Jati mengatakan perbedaan data merupakan hal lumrah. Adapun, koordinasi lintas negara Asia Tenggara soal asap karhutla masih terus berjalan.
"Kita punya data, Malaysia punya data. Jadi silakan masing-masing menyajikan," ujar Jati via telepon.
"Penyebaran asap bisa saja terjadi, tapi tanggal 7 dan 8 September, dari pantauan satelit, arah angin tidak ke sana."
"Kerja sama pasti dilaksanakan, komunikasi terus dilakukan lewat mekanisme transbondary haze pollution (polusi kabut lintas batas)," kata Jati.

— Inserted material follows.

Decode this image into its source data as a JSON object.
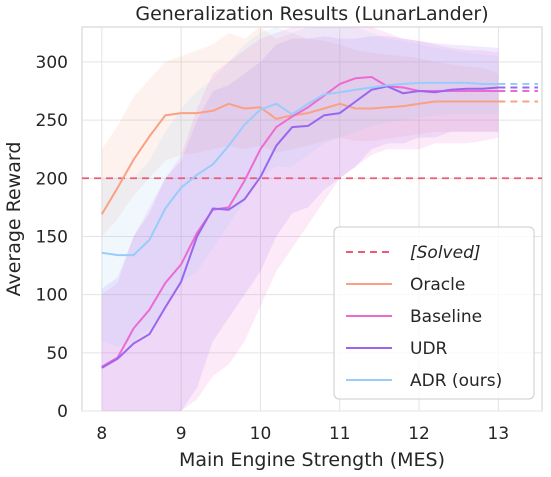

Pasal 12 dalam Perjanjian Kerja Sama Kabut Asap Lintas Batas ASEAN mengatur mekanisme permintaan bantuan penanggulangan kebakaran hutan. Suatu negara juga dapat berinisiatif mengajukan asistensi.
Ketimbang berdebat dan membantah soal kabut asap antarnegara, Wahana Lingkungan Hidup Indonesia (Walhi) mendesak pemerintah mengambil sikap tegas terhadap berbagai perusahaan yang lahan konsesinya terbakar.
Peneliti Walhi, Wahyu Perdana, menyebut pemerintah semestinya juga segera melaksanakan putusan Mahkamah Agung yang mewajibkan pembangunan fasilitas medis khusus korban karhutla di Kalimantan.
"Kemungkinan asap sampai ke Malaysia itu ada karena mengikuti arah angin yang berubah-ubah," ujar Wahyu.
Baca Juga: Enam Provinsi Darurat Kebakaran Hutan, Akankah Indonesia Kembali Ekspor Asap?
"Daripada membantah yang terjadi, aturan hukum dilaksanakan saja. Ada gugatan warga ke pemerintah yang dimenangkan, bahkan sampai di Mahkamah Agung."